I’d been in my office literally seconds this morning when the phone rang, by no means my preferred way to start a day. It seems that people who call first thing in the morning usually are those with some type of complaint, pointing out some type of error in the paper, giving you same-day notice of some kind of event, etc. I almost let the call go to voice mail, but I figured that would probably bring bad karma so I picked it up.

On the other line was Marv Spomer, a longtime Worthington car dealer who’s now retired and owns and operates an incredible museum of automobile-related artifacts and so much, much more. I wondered what Marv had in store for me today, but surprisingly it had nothing to do with cars. An acquaintance was in town and towing one of the fastest boats in the world, he said. He suggested I come over and snap some photos, but that I should come as soon as I could.

Within 10 minutes, I was across the street from the museum, shooting some photos from the Prairie Rehab parking lot. This was one cool looking contraption, but I didn’t know what the heck it was exactly. So, I ventured across the street and found Marv … and the people who had taken this boat into Worthington.

I spoke for a few minutes with Jeff MInar, who is a friend of Marv’s brother and resides in Seattle.

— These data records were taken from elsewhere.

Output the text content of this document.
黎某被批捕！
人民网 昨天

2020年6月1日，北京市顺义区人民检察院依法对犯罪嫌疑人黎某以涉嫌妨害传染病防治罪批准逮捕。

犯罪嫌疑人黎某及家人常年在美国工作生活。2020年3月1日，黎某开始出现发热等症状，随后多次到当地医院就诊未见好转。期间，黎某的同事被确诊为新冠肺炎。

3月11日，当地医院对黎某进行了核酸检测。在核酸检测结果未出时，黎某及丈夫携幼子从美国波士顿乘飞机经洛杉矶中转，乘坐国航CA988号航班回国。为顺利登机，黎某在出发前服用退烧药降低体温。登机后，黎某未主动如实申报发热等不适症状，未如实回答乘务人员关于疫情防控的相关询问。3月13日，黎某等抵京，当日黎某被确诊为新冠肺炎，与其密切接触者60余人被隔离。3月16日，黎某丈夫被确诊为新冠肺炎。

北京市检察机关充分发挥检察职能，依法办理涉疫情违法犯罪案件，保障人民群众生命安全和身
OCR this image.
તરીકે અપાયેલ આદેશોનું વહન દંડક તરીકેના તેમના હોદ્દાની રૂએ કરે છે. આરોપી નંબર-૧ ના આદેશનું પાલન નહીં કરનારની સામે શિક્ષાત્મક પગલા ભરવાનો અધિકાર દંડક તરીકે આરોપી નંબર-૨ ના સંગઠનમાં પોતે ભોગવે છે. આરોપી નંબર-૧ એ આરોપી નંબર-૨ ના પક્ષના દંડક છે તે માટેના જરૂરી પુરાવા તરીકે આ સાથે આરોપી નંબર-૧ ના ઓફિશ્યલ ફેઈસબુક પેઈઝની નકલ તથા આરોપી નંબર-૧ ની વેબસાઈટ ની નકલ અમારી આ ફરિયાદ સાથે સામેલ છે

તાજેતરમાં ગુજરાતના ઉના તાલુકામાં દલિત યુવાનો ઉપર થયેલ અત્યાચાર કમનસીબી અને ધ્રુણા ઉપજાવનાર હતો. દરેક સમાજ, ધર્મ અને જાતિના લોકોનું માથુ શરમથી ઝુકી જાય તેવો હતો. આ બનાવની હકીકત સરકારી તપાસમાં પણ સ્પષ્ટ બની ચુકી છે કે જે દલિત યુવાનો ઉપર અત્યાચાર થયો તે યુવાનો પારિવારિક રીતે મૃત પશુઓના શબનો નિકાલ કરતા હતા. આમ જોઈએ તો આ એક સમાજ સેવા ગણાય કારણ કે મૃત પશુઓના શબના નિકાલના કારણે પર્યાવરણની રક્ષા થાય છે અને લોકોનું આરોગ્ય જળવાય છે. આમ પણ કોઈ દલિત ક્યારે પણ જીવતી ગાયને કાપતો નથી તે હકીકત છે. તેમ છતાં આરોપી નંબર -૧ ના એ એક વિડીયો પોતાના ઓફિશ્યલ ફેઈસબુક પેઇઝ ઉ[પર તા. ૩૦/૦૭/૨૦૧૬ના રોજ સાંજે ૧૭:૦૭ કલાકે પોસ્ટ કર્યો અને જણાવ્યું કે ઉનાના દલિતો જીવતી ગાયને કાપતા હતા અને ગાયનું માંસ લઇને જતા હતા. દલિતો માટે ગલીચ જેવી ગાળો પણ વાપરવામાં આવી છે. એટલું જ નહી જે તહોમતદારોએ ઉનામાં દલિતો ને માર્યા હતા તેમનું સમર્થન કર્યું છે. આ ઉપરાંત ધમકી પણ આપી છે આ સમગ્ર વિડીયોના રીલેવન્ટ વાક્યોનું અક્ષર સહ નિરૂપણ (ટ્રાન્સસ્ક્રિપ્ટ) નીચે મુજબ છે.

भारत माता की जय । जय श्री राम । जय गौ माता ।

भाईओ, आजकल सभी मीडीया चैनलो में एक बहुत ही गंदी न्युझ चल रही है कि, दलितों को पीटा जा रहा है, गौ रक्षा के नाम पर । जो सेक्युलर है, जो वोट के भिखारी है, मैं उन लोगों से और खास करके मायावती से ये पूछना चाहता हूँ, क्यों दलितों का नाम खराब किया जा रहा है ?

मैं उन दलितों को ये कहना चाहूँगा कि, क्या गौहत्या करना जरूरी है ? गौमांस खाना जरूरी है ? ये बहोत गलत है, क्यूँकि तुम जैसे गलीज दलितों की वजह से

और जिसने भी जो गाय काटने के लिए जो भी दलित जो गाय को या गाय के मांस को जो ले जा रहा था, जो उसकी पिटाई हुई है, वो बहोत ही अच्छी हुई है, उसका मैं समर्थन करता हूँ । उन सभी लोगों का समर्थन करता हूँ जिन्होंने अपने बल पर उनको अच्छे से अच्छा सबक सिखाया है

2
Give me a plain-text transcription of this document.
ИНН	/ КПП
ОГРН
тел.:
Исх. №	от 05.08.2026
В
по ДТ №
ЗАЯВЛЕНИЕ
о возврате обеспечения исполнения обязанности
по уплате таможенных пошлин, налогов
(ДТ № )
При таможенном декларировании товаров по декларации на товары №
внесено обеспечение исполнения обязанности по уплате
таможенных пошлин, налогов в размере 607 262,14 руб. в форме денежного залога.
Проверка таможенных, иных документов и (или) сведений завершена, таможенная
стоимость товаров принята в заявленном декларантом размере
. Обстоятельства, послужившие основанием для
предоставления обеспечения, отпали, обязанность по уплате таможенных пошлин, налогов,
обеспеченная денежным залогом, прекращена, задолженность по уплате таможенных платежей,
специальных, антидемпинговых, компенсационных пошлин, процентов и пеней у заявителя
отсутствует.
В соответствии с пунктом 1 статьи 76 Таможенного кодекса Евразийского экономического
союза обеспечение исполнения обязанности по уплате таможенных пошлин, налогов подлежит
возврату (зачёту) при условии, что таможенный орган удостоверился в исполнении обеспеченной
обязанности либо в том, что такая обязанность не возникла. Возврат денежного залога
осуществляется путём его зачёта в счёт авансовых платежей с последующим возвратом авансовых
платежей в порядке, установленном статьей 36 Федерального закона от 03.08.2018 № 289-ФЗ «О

He works on the crew of Dave Villwock, who had just captured the biggest unlimited hydroplaning event of the season, the 101st Jarvis Restoration Detroit APBA Gold Cup. Minar told me their craft went undefeated over the course of the competition, including heat races and the final, en route to Villwock’s third consecutive Gold Cup title and eighth overall. Clearly, I was talking to someone that was part of a dominating force, perhaps akin to talking to a member of Jimmie Johnson’s pit crew.

Apparently, these things are capable of moving along more than quickly. From the Wikpedia "hyrdroplane" entry:  

"Prior to 1977, every official water speed record had been set by an American or Briton. On November 20, Australian Ken Warby piloted his Spirit of Australia to 464.5 km/h (290.313 mph) to beat Lee Taylor’s record. … On October 8, 1978 Warby travelled to Blowering Dam, Australia, and broke both the 480 km/h (300 mph) and 500 km/h barriers with an average speed of 510 km/h (318.75 mph)."